Ketua LMKN Membantah Narasi yang Menyesatkan Terkait Royalti Musik
Ketua Lembaga Manajemen Kolektif Nasional (LMKN), Dharma Oratmangun, menanggapi isu yang berkembang tentang penggunaan rekaman suara alam atau kicauan burung oleh pelaku usaha kafe dan restoran sebagai cara menghindari kewajiban membayar royalti musik. Ia menegaskan bahwa meskipun bukan lagu dalam arti tradisional, rekaman suara tersebut tetap dianggap sebagai fonogram yang dilindungi hak cipta.
Menurut Dharma, produser yang merekam dan merilis suara alam atau kicauan burung memiliki hak terkait atas rekaman tersebut. Oleh karena itu, penggunaannya di tempat usaha seperti kafe atau restoran harus diberi pembayaran royalti.
“Menggunakan rekaman suara alam atau kicauan burung juga memerlukan pembayaran royalti. Produser yang merekam memiliki hak atas fonogram tersebut, sehingga wajib dibayar,” jelas Dharma dalam pernyataan resmi.
Ia menyayangkan munculnya anggapan bahwa kewajiban membayar royalti menjadi beban berlebihan bagi pelaku usaha. Menurutnya, royalti adalah bentuk penghargaan terhadap karya intelektual dan sudah diatur secara jelas dalam Undang-Undang Hak Cipta.
“Royalti merupakan bagian dari sistem perlindungan hak cipta. Jika kita menggunakan karya orang lain, maka seharusnya kita juga memberikan penghargaan. Jangan membangun narasi bahwa rekaman suara alam adalah solusi untuk menghindari kewajiban ini,” tegas Dharma.
Klarifikasi Mengenai Narasi yang Keliru
Dharma juga mengkritik adanya narasi yang menyebut bahwa LMKN ingin “mematikan” usaha kecil seperti kafe atau restoran. Ia menilai pandangan tersebut tidak benar dan tidak berdasarkan hukum.

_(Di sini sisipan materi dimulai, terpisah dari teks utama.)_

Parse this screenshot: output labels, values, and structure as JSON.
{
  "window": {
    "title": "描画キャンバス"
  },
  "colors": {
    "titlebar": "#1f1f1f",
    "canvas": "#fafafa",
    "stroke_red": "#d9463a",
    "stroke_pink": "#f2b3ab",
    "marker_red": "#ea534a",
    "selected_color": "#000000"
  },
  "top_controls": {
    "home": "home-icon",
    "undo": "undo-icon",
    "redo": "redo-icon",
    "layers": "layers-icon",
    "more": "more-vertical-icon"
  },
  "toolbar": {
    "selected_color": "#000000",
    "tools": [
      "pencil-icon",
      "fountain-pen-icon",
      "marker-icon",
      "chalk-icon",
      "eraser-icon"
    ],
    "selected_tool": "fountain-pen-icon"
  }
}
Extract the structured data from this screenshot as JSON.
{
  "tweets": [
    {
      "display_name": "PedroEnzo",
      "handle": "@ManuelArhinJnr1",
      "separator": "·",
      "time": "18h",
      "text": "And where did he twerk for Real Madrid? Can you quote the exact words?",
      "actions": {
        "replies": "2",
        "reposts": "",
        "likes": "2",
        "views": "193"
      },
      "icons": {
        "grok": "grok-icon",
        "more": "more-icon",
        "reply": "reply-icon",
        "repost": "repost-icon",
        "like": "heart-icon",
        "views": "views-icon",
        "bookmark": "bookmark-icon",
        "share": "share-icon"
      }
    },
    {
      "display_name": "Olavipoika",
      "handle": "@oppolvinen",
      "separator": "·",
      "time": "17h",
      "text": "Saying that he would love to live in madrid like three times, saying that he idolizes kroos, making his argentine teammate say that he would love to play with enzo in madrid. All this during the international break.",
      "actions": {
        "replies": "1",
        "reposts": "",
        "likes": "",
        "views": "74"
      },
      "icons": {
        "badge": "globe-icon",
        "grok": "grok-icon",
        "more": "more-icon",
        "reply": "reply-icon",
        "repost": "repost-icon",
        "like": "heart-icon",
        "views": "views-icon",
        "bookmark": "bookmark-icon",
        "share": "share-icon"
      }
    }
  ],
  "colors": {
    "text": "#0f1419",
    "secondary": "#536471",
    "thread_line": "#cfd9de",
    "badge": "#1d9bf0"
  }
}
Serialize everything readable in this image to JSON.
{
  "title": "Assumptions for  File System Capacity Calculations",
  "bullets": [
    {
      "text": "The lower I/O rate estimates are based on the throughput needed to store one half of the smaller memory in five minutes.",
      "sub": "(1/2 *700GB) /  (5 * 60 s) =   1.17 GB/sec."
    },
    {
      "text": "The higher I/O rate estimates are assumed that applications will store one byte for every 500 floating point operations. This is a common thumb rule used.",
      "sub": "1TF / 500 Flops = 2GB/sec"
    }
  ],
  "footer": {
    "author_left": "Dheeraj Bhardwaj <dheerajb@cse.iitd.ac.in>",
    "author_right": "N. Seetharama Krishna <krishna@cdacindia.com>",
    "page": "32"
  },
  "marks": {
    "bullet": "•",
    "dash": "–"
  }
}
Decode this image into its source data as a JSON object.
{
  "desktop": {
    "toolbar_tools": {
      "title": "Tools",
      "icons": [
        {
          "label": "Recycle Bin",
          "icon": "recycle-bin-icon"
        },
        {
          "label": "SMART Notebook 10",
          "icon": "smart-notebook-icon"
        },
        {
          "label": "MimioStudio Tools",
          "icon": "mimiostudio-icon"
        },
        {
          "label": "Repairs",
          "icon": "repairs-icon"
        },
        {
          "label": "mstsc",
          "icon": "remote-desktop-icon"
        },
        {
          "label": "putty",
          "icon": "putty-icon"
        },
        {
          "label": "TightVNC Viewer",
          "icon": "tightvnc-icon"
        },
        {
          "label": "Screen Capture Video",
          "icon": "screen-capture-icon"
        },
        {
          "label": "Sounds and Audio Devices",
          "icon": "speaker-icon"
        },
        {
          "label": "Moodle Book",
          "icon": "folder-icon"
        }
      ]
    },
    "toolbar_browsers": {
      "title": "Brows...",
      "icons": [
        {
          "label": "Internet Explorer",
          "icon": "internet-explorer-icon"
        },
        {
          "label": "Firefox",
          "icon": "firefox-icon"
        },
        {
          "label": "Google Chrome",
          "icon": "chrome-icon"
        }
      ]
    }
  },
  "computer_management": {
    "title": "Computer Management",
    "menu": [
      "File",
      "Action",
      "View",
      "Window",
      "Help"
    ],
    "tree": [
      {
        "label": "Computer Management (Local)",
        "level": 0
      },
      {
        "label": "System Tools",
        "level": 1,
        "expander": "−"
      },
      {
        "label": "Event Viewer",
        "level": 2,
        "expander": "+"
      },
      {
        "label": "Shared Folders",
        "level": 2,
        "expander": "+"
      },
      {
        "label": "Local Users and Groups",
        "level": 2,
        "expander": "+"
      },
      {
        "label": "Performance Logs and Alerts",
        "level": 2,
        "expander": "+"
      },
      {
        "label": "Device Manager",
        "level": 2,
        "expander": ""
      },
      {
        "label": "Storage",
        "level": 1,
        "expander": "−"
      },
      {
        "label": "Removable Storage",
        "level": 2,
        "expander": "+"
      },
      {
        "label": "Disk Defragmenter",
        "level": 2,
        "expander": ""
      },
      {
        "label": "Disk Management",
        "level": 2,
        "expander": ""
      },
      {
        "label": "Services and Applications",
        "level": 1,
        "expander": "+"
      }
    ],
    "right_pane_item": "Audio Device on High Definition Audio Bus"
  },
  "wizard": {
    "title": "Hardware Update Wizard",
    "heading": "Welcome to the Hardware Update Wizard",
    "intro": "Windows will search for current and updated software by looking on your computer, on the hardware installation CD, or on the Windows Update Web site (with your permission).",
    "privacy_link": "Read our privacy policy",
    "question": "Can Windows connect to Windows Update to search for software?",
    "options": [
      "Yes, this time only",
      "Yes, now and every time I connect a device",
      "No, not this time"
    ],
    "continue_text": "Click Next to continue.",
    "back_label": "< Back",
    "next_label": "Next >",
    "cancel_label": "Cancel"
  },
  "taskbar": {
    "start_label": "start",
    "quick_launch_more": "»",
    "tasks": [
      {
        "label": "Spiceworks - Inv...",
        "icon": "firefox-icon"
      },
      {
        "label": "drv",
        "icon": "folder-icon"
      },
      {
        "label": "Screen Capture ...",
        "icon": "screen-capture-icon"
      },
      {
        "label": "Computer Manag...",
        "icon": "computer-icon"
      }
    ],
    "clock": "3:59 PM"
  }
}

“Ada narasi yang disengaja dibangun agar tampak seperti kami ingin menghancurkan kafe. Padahal, mereka belum membayar, tapi malah menyebarkan narasi bahwa mereka dizalimi,” ujarnya.
Ia juga menegaskan bahwa lagu-lagu internasional yang diputar di tempat usaha juga dikenai royalti. Hal ini didasarkan pada kerja sama dan perjanjian internasional terkait hak cipta yang diikuti Indonesia.
“Jika menggunakan lagu luar negeri, maka tetap harus bayar. Kita punya kerja sama internasional, dan kita juga membayar ke negara lain,” jelas Dharma.
Tarif Royalti yang Rendah dan Fleksibel
Dharma menekankan bahwa tarif royalti yang ditarik dari pelaku usaha tidak akan memberatkan bisnis secara signifikan. Bahkan, tarif di Indonesia dinilai lebih rendah dibandingkan dengan negara-negara lain.
Tarif royalti untuk restoran dan kafe telah diatur dalam Surat Keputusan Menteri Hukum dan HAM RI Nomor HKI.2.OT.03.01-02 Tahun 2016. Aturan tersebut menetapkan:
- Rp 60.000 per kursi per tahun untuk royalti pencipta
- Rp 60.000 per kursi per tahun untuk hak terkait
Selain itu, Dharma menyatakan bahwa LMKN mempertimbangkan kondisi UMKM, termasuk memberikan penghitungan hari operasional yang tidak penuh 365 hari.
“Kami tahu ada bulan puasa dan hari libur lainnya. Kami memberikan kelonggaran. UMKM bisa mendapatkan keringanan,” katanya.
Isu Royalti Musik Kembali Muncul
Isu royalti musik kembali ramai setelah kasus pelanggaran hak cipta yang melibatkan restoran Mi Gacoan di Bali. LMK Sentra Lisensi Musik Indonesia (SELMI) melaporkan restoran tersebut atas dugaan memutar musik tanpa izin dan tidak membayar royalti sejak 2022.
Pemegang lisensi waralaba Mie Gacoan, I Gusti Ayu Sasih Ira, kini telah ditetapkan sebagai tersangka.
Dharma mengimbau seluruh pelaku usaha untuk menaati peraturan yang berlaku dan tidak mengambil keuntungan dari karya orang lain tanpa izin.
“Kami memberikan kemudahan untuk berusaha. Tapi kalau usaha itu sehat, tentunya pemilik hak juga harus sehat. Jangan rampas hak orang lain untuk meraih keuntungan. Patuh hukum, selesai,” pungkasnya.